Jueves, 30 de octubre de 2008 | Hoy
Hay que saber perder, se dice, y eso significa, entre otras cosas, respetar las reglas del juego cuando el resultado es la derrota. Hay algo menos fácil todavía: hay que saber qué significa perder y qué se pierde cuando ya no se trata de un juego. La cara de satisfacción que encuentro en el resentimiento desconcertado e hipnótico de una viuda empujada a realizar falso testimonio, en la grosería destemplada de Asad, defensor de los policías que dejaron escapar al Laucha Corres, en el ensorberbecimiento mediocre de la actuación de Long y de algunos pequeños miembros del coro, me recuerda el regreso de Suecia después de la goleada, presentándose sin vergüenza como ¡campeones morales!
Seis años después de un crimen mafioso realizado por un sicario, ex de la ESMA, “carnicero” de profesión, y resulta que se festeja un fallo por homicidio simple que ofende a la verdad.
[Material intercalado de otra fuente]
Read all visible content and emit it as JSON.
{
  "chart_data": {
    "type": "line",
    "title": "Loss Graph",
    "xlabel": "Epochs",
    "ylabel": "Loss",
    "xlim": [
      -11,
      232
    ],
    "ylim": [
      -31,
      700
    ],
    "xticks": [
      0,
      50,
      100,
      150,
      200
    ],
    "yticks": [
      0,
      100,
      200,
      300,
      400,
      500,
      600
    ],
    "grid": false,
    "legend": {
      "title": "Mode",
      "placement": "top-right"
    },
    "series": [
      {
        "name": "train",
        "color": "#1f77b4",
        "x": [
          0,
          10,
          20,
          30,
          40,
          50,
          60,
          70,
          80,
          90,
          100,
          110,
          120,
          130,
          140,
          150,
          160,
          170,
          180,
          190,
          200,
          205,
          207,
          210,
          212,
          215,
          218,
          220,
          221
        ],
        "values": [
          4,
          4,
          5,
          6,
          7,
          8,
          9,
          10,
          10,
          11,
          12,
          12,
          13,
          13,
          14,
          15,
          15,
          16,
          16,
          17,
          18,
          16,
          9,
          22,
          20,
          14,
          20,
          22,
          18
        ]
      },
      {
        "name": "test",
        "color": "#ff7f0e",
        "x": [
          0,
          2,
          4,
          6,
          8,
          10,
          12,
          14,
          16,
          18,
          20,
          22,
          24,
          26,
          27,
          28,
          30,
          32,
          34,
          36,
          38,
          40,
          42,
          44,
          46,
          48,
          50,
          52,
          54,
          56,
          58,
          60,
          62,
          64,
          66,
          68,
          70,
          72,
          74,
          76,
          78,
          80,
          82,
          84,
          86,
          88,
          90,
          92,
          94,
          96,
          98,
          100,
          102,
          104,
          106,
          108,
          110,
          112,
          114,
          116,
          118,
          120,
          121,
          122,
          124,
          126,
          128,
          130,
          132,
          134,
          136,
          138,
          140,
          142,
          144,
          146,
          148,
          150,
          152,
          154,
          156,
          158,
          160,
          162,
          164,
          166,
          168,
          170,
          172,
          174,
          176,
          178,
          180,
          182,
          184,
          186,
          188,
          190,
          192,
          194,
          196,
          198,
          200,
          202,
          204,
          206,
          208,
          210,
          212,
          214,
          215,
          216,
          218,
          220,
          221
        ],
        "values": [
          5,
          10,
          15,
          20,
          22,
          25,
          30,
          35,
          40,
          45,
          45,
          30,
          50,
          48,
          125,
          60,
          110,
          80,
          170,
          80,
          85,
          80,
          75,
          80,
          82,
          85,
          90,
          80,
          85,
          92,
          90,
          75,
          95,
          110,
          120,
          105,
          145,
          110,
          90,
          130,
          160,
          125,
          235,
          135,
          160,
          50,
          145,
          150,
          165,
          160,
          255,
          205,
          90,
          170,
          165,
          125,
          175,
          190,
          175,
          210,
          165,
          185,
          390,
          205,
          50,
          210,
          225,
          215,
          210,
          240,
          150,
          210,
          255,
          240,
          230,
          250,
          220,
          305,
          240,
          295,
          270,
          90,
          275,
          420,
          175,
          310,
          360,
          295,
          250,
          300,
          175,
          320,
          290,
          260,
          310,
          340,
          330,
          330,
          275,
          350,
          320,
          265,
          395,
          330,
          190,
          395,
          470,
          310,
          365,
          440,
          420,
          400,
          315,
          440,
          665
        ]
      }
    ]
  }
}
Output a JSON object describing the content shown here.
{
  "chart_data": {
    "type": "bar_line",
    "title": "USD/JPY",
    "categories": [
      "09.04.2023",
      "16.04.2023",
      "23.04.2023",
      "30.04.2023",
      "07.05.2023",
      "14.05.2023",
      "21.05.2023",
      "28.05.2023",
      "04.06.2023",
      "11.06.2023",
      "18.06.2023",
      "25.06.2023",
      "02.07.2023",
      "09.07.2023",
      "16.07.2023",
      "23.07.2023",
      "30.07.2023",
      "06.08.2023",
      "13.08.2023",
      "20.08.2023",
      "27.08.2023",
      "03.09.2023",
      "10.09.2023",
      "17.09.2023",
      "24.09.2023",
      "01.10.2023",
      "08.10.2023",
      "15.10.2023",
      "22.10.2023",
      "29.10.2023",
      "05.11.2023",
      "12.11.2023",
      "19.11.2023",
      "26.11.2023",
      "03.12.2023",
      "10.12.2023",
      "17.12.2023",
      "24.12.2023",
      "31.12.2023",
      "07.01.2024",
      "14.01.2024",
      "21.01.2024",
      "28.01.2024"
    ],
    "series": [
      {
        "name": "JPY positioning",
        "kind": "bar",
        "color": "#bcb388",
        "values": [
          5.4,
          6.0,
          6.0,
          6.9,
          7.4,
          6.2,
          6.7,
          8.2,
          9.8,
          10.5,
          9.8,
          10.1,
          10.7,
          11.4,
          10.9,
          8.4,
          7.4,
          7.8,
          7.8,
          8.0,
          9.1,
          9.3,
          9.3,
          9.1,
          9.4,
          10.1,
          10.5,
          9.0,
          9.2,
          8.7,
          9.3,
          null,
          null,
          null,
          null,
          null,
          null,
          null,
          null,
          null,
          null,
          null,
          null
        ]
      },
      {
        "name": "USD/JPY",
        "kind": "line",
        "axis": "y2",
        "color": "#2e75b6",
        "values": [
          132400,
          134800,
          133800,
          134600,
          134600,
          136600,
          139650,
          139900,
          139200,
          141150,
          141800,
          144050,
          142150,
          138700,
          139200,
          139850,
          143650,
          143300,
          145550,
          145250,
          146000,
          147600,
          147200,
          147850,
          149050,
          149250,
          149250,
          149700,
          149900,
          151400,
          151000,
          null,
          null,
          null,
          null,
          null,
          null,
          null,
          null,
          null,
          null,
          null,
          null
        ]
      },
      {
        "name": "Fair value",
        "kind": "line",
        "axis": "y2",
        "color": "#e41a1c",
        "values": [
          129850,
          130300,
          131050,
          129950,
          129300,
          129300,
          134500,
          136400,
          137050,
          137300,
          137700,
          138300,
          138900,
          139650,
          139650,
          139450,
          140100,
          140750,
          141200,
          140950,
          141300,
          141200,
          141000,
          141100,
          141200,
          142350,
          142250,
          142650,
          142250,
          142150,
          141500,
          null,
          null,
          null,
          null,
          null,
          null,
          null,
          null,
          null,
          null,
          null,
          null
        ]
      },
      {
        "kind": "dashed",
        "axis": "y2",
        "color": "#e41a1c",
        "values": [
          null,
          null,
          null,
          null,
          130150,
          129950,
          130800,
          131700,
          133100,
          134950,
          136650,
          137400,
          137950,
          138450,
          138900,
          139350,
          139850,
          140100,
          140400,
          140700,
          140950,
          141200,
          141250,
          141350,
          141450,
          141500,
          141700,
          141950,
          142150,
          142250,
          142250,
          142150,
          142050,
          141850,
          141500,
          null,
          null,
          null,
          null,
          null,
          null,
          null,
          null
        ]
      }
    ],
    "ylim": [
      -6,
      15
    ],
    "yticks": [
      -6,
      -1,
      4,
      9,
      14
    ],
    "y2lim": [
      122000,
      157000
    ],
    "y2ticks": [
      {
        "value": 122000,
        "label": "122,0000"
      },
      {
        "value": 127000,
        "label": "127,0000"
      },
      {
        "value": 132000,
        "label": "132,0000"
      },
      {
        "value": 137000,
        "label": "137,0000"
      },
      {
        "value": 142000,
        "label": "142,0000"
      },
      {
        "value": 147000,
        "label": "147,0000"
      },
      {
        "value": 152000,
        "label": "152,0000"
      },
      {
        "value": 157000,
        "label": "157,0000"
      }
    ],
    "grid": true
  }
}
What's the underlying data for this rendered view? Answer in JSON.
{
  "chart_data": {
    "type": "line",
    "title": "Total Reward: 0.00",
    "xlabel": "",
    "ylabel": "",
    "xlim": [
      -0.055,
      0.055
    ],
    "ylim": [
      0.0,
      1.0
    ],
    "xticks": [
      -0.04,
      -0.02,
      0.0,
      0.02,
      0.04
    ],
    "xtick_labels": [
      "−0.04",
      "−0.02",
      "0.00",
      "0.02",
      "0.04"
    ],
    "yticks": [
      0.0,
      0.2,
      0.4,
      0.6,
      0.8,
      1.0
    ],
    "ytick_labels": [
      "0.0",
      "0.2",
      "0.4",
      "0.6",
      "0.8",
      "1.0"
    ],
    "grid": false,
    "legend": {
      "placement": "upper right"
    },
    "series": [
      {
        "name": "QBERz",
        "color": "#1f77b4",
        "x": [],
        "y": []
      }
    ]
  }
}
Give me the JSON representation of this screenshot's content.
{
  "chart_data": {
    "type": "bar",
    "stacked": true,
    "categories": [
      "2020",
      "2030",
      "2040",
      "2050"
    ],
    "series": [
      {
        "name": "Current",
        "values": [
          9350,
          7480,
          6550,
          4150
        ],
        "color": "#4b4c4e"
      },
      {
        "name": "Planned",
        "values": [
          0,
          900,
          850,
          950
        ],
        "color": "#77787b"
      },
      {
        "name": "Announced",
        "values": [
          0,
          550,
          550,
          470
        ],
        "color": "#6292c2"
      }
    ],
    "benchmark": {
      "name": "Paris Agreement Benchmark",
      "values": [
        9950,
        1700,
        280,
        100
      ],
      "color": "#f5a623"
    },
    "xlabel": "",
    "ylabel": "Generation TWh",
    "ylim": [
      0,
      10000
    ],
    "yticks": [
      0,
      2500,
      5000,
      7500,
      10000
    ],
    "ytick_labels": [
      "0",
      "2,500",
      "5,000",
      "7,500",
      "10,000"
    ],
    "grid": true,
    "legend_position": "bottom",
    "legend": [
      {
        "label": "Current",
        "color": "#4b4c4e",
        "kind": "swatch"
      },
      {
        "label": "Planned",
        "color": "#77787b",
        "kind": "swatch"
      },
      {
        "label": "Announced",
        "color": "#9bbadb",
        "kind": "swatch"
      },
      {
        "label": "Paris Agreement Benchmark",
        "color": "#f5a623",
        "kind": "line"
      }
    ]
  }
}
El marco político corrupto que programó un asesinato trágico para la ciudad de Bahía Blanca se regocija: de aquí salen cepillados y lustrosos algunos nombres que volverán reciclados en próximas elecciones. Las omisiones y acciones abusivas (eufemismos a los que obliga el poder discrecional cuando tiene amparo legal) del fiscal desvían o imposibilitan identificar a los autores intelectuales.
Escribo esto para decir que nadie se confunda, que somos los dueños exclusivos de la derrota, que no se la cedemos a nadie; la derrota es la familia de Felipe Glasman, de sus amigos del alma, de los nuestros, de la infinidad de personas que con generosidad solidaria hicieron suya esta causa alentando que se realizara una investigación seria que pudiera aproximarse a la verdad de lo sucedido.
Hemos fracasado en este intento. Aunque no nos detendremos aquí, es imprescindible decir que este fallo es una derrota que nos duele. La zoología cloacal, picaresca y cínica, está satisfecha. Es doloroso decirlo, pero es imprescindible decirlo para que la justicia y la verdad puedan alguna vez volver a correr por aguas más limpias, desenredadas de las impericias programadas lejos de toda espontaneidad inadvertida.